DIG / La Façade Maritime du Champ Triomphal (FMCT), aménageur en charge de la Baie des Rois à Libreville, vient de lancer un appel public à l’épargne de 10 milliards de FCFA.
L’opération doit financer la dernière phase d’aménagement d’un projet qui affiche aujourd’hui un taux de viabilisation de 40 %, sur près de 40 hectares en plein cœur de la capitale.
Concrètement, les fonds serviront à finaliser la viabilisation des parcelles encore à céder, à construire un parking en silo, et à achever les réseaux d’infrastructures : voirie, eau, assainissement, électricité, éclairage smart city sans lesquels aucune vente ni installation d’investisseur privé n’est possible.
La FMCT rappelle, par ailleurs, que sa première émission verte, lancée en 2021 pour 20 milliards de FCFA, est arrivée à échéance et a été intégralement remboursée, ce qui sert visiblement d’argument de crédibilité pour la nouvelle levée.

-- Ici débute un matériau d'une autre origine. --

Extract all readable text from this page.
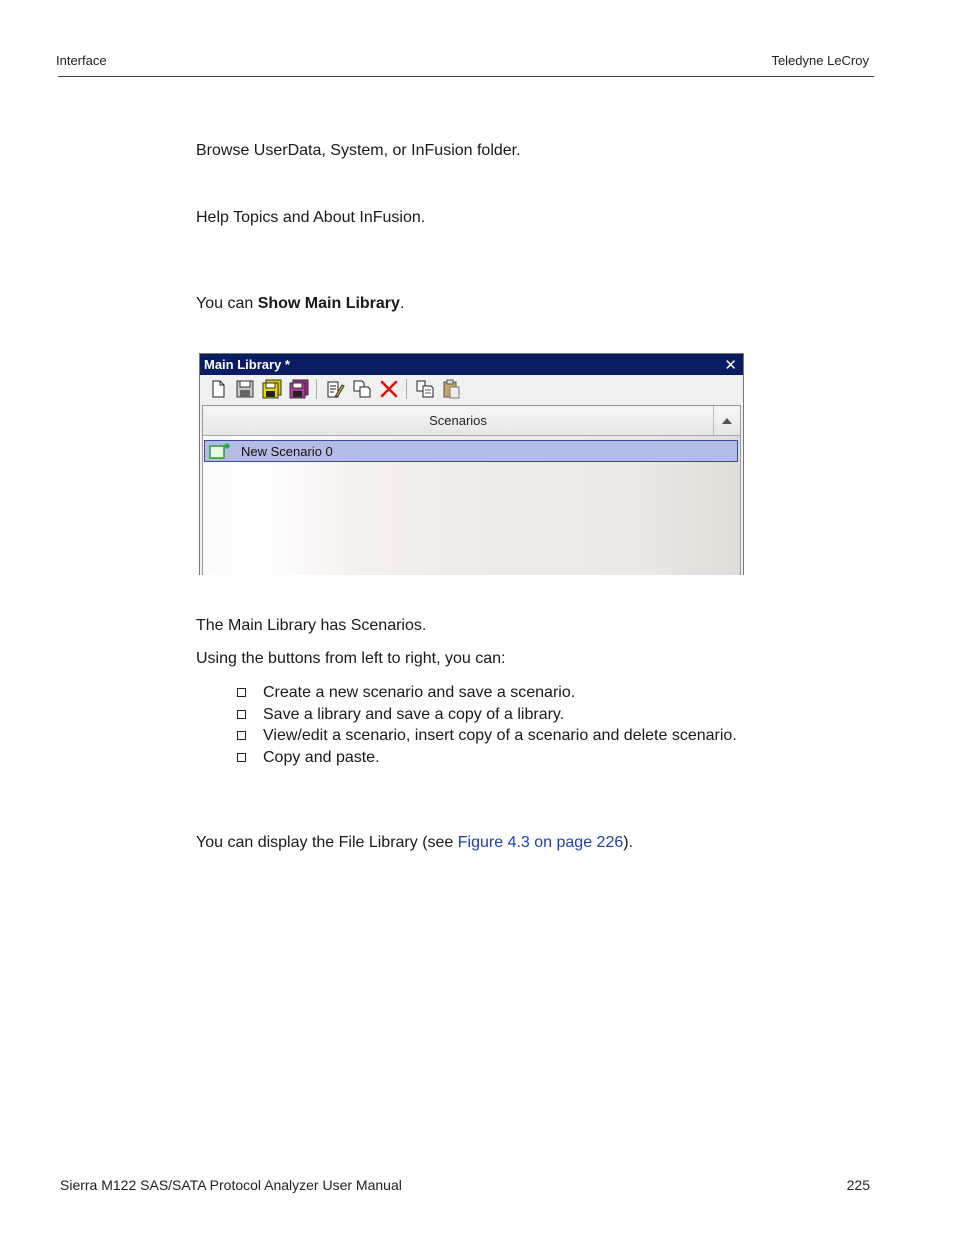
Interface	Teledyne LeCroy
Browse UserData, System, or InFusion folder.
Help Topics and About InFusion.
You can Show Main Library.
Main Library *	✕
Scenarios
New Scenario 0
The Main Library has Scenarios.
Using the buttons from left to right, you can:
Create a new scenario and save a scenario.
Save a library and save a copy of a library.
View/edit a scenario, insert copy of a scenario and delete scenario.
Copy and paste.
You can display the File Library (see Figure 4.3 on page 226).
Sierra M122 SAS/SATA Protocol Analyzer User Manual	225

Une opération présentée comme historique, mais dont l’ampleur reste modeste
L’émission est structurée en deux tranches : 5 milliards sur 3 ans à 6,75 % brut annuel, et 5 milliards sur 5 ans à 7,50 % et se présente comme la première émission d’obligations vertes à tranches multiples réalisée par appel public à l’épargne en Afrique centrale.
Le qualificatif « historique » mérite d’être relativisé : à l’échelle de la sous-région et du marché obligataire régional, 10 milliards de FCFA restent une opération de taille modeste.
L’innovation tient moins au montant qu’au format la structuration en tranches multiples et l’étiquette « verte », qui vise autant à tester l’appétit du marché régional qu’à financer le projet lui-même.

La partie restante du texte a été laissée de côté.